For all-cargo carriers, the combination of reduced slot availability and rising seasonal volumes — driven by e-commerce peaks, holidays and pharmaceutical demand — is producing what operators describe as a “double hit”: less capacity precisely when demand is increasing. FedEx and Ups have stated that they have rescheduled part of their operations to night-time windows and introduced internal prioritisation procedures for time-sensitive shipments. Freight forwarders, for their part, are responding with surcharges, premiums for guaranteed capacity, rerouting via alternative airports and, in the most critical cases, shifting to other transport modes — road, rail or sea — accepting longer transit times in order to contain costs.
The political roots of the shutdown lie in the clash between the administration and Congress over a package of measures on border control and immigration reform. The Dhs budget has been allowed to lapse, turning the renewal of funding into a negotiating lever and effectively placing Tsa, Cbp, the Coast Guard and other agencies at the mercy of the legislative stalemate. As of late March 2026, the shutdown remains in place, although the Trump administration has announced a plan to temporarily restore Tsa payrolls without resolving the underlying political dispute.
The consequences extend beyond the short term. Each shutdown creates backlogs in inspections, certifications and investment projects that persist well beyond the formal duration of the funding gap. Hiring freezes and the departure of skilled personnel weaken the system’s structural resilience, while delays in back-office activities — including security reviews, aircraft certification and approvals for new infrastructure — hamper the industry’s ability to modernise fleets and expand cargo facilities. Industry associations have long called for essential functions such as air traffic control, airport security and customs to be insulated from political budget disputes through funding mechanisms that guarantee operational continuity and workforce stability regardless of parliamentary negotiations.

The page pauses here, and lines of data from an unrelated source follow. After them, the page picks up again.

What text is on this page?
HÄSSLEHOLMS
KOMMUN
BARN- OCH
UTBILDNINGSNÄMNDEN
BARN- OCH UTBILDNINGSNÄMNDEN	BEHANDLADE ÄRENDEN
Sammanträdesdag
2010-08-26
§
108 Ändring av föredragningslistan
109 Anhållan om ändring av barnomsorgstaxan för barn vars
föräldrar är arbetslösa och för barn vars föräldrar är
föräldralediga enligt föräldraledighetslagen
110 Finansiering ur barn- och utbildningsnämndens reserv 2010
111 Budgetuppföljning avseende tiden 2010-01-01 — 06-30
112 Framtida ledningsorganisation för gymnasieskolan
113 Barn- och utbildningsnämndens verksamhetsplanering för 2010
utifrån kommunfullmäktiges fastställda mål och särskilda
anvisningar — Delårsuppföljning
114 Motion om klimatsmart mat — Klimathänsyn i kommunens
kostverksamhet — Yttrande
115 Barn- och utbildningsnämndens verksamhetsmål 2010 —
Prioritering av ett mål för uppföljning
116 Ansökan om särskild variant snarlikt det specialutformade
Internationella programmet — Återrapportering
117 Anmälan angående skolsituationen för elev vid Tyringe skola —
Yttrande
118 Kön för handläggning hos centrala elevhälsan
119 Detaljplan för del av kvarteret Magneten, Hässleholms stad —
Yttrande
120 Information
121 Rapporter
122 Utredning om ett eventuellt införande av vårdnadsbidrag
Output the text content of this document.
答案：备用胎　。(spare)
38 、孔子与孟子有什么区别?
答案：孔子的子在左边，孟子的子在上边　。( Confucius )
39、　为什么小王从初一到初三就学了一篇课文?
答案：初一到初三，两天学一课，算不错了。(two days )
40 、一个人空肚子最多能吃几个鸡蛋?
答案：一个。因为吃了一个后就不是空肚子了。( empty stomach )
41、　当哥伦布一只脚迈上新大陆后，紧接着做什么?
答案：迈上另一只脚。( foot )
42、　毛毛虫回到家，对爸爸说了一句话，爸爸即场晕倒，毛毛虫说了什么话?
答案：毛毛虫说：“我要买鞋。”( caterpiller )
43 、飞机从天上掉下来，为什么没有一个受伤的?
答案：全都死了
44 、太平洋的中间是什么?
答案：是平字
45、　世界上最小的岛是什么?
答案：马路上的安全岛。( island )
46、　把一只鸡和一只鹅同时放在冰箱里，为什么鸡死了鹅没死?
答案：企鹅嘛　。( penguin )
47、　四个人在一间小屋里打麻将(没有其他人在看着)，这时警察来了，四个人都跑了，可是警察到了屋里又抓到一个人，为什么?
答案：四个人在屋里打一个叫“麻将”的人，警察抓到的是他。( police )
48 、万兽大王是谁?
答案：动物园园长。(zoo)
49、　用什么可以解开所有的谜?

For Europe and its logistics operators, this instability is far from remote. The reliability of US aviation infrastructure is a prerequisite for the smooth functioning of transatlantic corridors handling high-value goods — including electronics, pharmaceuticals, luxury products and machinery — linking Europe’s main industrial centres, including Italy, to North American markets. Any structural slowdown at US airports translates into higher costs, longer transit times and greater uncertainty for exporting companies that rely on air freight as a competitive lever.